Die Brautschau hatte Onkel Alexander so betrieben: Er stellte erst mal eine Liste mit Kriterien auf, die er für eine Ehefrau für wichtig hielt: Geld, Aussehen, Charme, gesellschaftlichen Umgang und so. Dazu schrieb er die infrage kommenden Kandidatinnen und verteilte die Punkte. Mama heimste die meisten ein.
Hurra!
Sollte sie daraufnun stolz sein?, frage ich dich. Irgendwie schon, ja. Aber Liebe war das nicht.
Mama fuhr natürlich auf den Adelstitel ab: »de Saint Phalle« – »vom heiligen Phallus«! Dieser Name war – einfach einzigartig, vielversprechend in jeder Hinsicht, geheimnisvoll, verführerisch und so alt wie die Kreuzritter alt waren.

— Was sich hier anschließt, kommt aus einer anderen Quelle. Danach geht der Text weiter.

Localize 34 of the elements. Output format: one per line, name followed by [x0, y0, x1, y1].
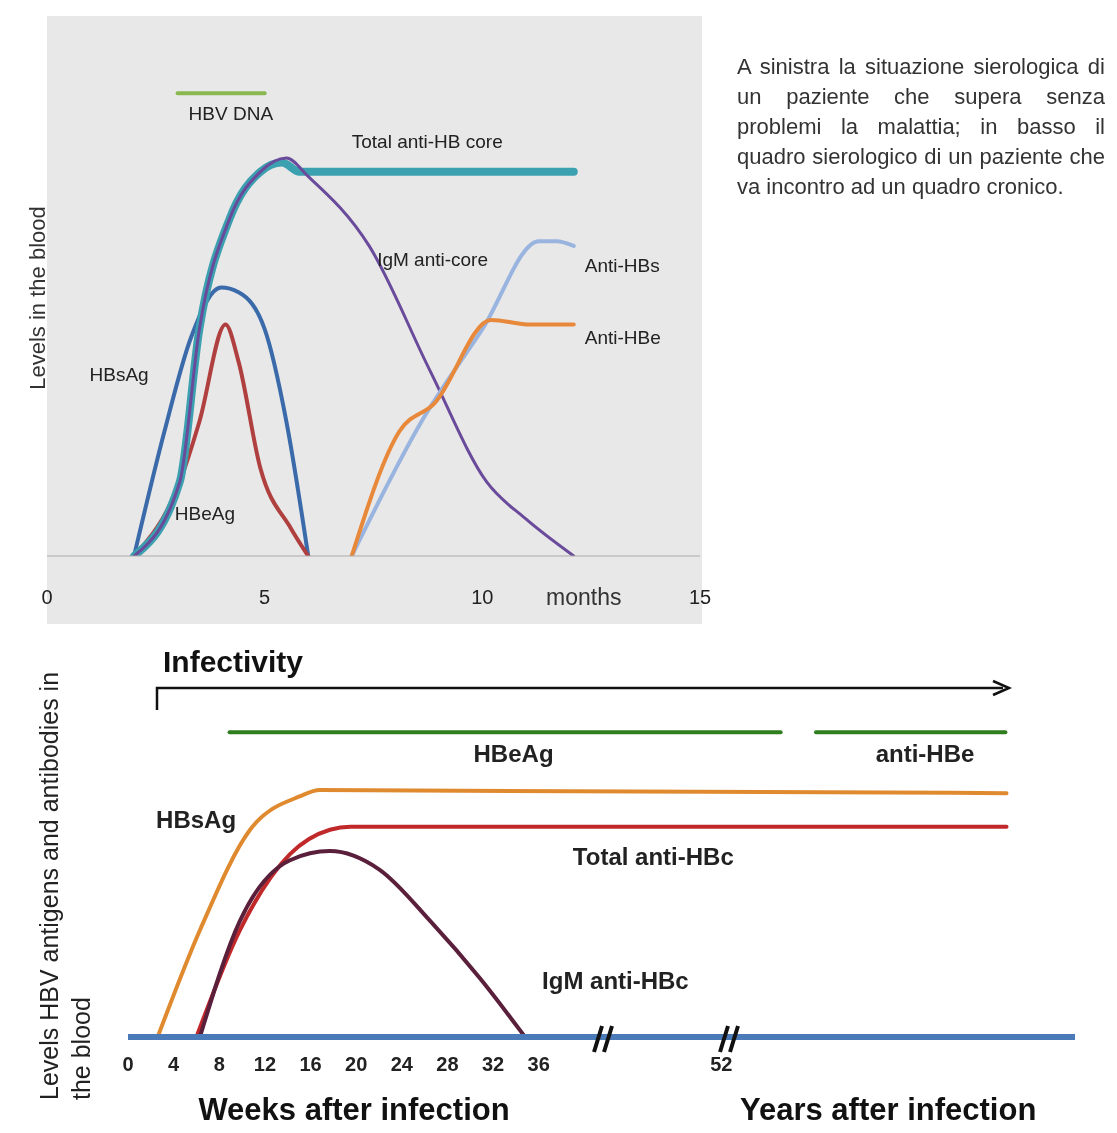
- series-label: anti-HBe: [875, 740, 975, 768]
- y-axis-title: Levels in the blood: [25, 206, 51, 390]
- x-tick-label: 24: [390, 1053, 414, 1076]
- text: A sinistra la situazione sierologica di un paziente che supera senza problemi la malattia; in basso il quadro sierologico di un paziente che va incontro ad un quadro cronico.: [737, 53, 1105, 201]
- series-label: HBsAg: [89, 364, 149, 386]
- x-tick-label: 12: [253, 1053, 277, 1076]
- x-axis-title: Weeks after infection: [198, 1092, 510, 1128]
- x-tick-label: 20: [345, 1053, 368, 1076]
- series-label: HBeAg: [174, 502, 235, 524]
- y-axis-title: Levels HBV antigens and antibodies in the blood: [34, 670, 96, 1100]
- x-tick-label: 16: [299, 1053, 322, 1076]
- series-label: Anti-HBs: [584, 254, 660, 276]
- x-tick-label: 5: [259, 586, 271, 609]
- x-tick-label: 28: [436, 1053, 459, 1076]
- x-axis-title: months: [546, 584, 622, 611]
- series-label: HBsAg: [156, 805, 237, 833]
- x-tick-label: 0: [122, 1053, 134, 1076]
- x-tick-label: 4: [168, 1053, 181, 1076]
- series-label: IgM anti-HBc: [542, 967, 689, 994]
- x-tick-label: 0: [41, 586, 53, 609]
- series-label: IgM anti-core: [377, 248, 489, 270]
- series-label: Total anti-HBc: [572, 842, 734, 870]
- x-tick-label: 10: [471, 586, 494, 609]
- x-tick-label: 52: [710, 1053, 733, 1076]
- x-tick-label: 15: [688, 586, 712, 609]
- series-label: Anti-HBe: [584, 326, 661, 348]
- series-label: Total anti-HB core: [351, 130, 503, 152]
- text: Infectivity: [163, 645, 304, 679]
- series-label: HBeAg: [473, 740, 554, 768]
- x-tick-label: 32: [481, 1053, 505, 1076]
- x-tick-label: 36: [527, 1053, 550, 1076]
- text: Years after infection: [740, 1092, 1037, 1128]
- x-tick-label: 8: [213, 1053, 225, 1076]
- series-label: HBV DNA: [188, 103, 274, 125]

Cool, kann ich da nur sagen.
Aber die Menschen? Also Mama und Daddy?
Die passten leider nicht wirklich zusammen.
Welche Enttäuschung!
Ich klemm hier schon kopfüber und kann mich kaum mehr rühren, so eng ist es geworden. Langsam wird’s Zeit, dass ich hier mal rauskomme. Wo ist nur der Ausgang? Hoffentlich geht das gut!
Ja, es geht gut, obwohl Niki, die kleine Wilde, bei der Geburt die Nabelschnur zweimal um den Hals gewickelt hat. Es ist der 29. Oktober 1930 in Neuilly-sur-Seine, bei Paris. Sie wird getauft auf den Namen Cathérine Marie-Agnès.
Doch dann, Cathérine ist erst drei Monate alt, lässt die Mutter ihre Tochter bei ihren Schwiegereltern auf Schloss Huez zurück. Sie nimmt John an der Hand und fährt mit ihm über den Ozean zu ihrem Mann nach New York.
Cathérine hat doch gerade erst gelernt zu lächeln! Kurz noch schwebt Mutters Duft im Raum und gaukelt dem Kind Gegenwärtigkeit vor. Dann hat auch er sich verflüchtigt. »Mama!« kann Cathérine noch nicht einmal schreien. Sich noch nicht auf den Bauch drehen, sich nicht hinsetzen. Ja, sie kann ja noch nicht einmal alleine rülpsen! Gibt es dort nun jemanden, der ihr bei all dem behilflich ist?
Der exzentrische Großvater vielleicht, der Rennpferde züchtet und seine Kinder bei Tisch mit der Peitsche zu bändigen pflegte? Oder die Großmutter?
Eine Kinderfrau?
Es ist ein großes Schloss, in dem die kleine Cathérine dort nun bald herumstapft. Es gibt Pferde, Esel, viel Platz, viele Bedienstete, … Und doch fehlt ihr das wichtigste: »Mama!«
Heimlich wischt Uralt-Niki sich auf ihrer rosa Wolke eine Träne aus dem Augenwinkel und lächelt.
Ja, so war das. Kein so schönes Debüt auf dieser Welt, oder?